In the above example, an application would probably expose the ``listen_addr``
argument value as ``service.http.web_proxy.listen_addr``, and may choose to
expose the ``process`` blocks as a map of objects using the labels as keys,
which would allow an expression like
``service.http.web_proxy.service["main"].command``.
If multiple blocks of a given type do not have a significant order relative to
one another, as seems to be the case with these ``process`` blocks,
representation as a map is often the most intuitive. If the ordering of the
blocks *is* significant then a list may be more appropriate, allowing the use
of HCL's "splat operators" for convenient access to child arguments. However,
there is no one-size-fits-all solution here and language designers must
instead consider the likely usage patterns of each value and select the
value representation that best accommodates those patterns.
Some applications may choose to offer variables with slightly different names
than the top-level blocks in order to allow for more concise references, such
as abbreviating ``service`` to ``svc`` in the above examples. This should be
done with care since it may make the relationship between the two less obvious,
but this may be a good tradeoff for names that are accessed frequently that
might otherwise hurt the readability of expressions they are embedded in.
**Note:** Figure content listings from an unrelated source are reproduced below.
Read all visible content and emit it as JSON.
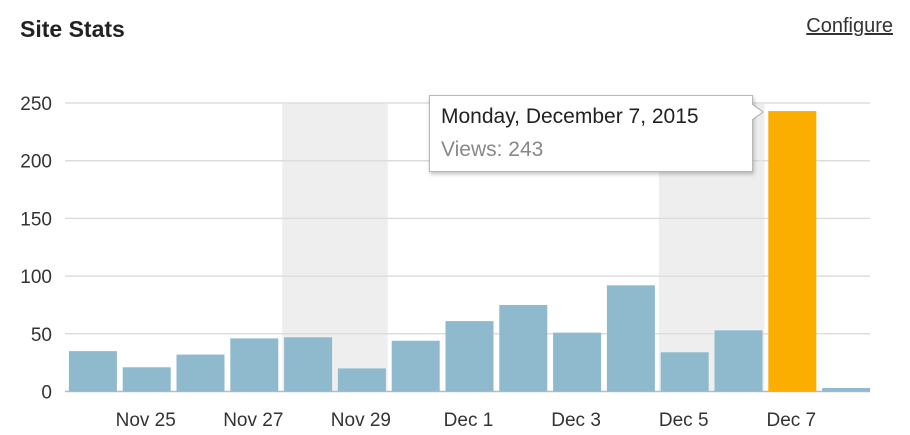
{
  "widget": {
    "title": "Site Stats",
    "configure_label": "Configure"
  },
  "tooltip": {
    "date": "Monday, December 7, 2015",
    "views_label": "Views:",
    "views_value": "243",
    "views_text": "Views: 243"
  },
  "colors": {
    "bar": "#8fbacd",
    "bar_highlight": "#fcae00",
    "weekend_band": "#eeeeee",
    "grid": "#dddddd",
    "axis": "#bbbbbb"
  },
  "chart_data": {
    "type": "bar",
    "title": "",
    "xlabel": "",
    "ylabel": "",
    "ylim": [
      0,
      250
    ],
    "yticks": [
      0,
      50,
      100,
      150,
      200,
      250
    ],
    "grid": true,
    "categories": [
      "Nov 24",
      "Nov 25",
      "Nov 26",
      "Nov 27",
      "Nov 28",
      "Nov 29",
      "Nov 30",
      "Dec 1",
      "Dec 2",
      "Dec 3",
      "Dec 4",
      "Dec 5",
      "Dec 6",
      "Dec 7",
      "Dec 8"
    ],
    "values": [
      35,
      21,
      32,
      46,
      47,
      20,
      44,
      61,
      75,
      51,
      92,
      34,
      53,
      243,
      3
    ],
    "x_tick_labels": [
      "Nov 25",
      "Nov 27",
      "Nov 29",
      "Dec 1",
      "Dec 3",
      "Dec 5",
      "Dec 7"
    ],
    "weekend_ranges": [
      [
        "Nov 28",
        "Nov 29"
      ],
      [
        "Dec 5",
        "Dec 6"
      ]
    ],
    "highlighted_category": "Dec 7"
  }
}
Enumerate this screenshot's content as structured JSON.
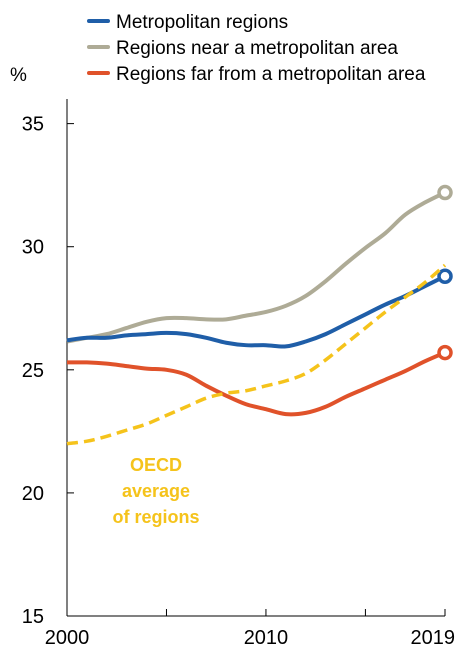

Familiarity permits brevity.
Many applications will not make blocks results available for use in other
expressions at all, in which case they are free to select whichever variable
names make sense for what is being exposed. For example, a format may make
environment variable values available for use in expressions, and may do so
either as top-level variables (if no other variables are needed) or as an
object named ``env``, which can be used as in ``env.HOME``.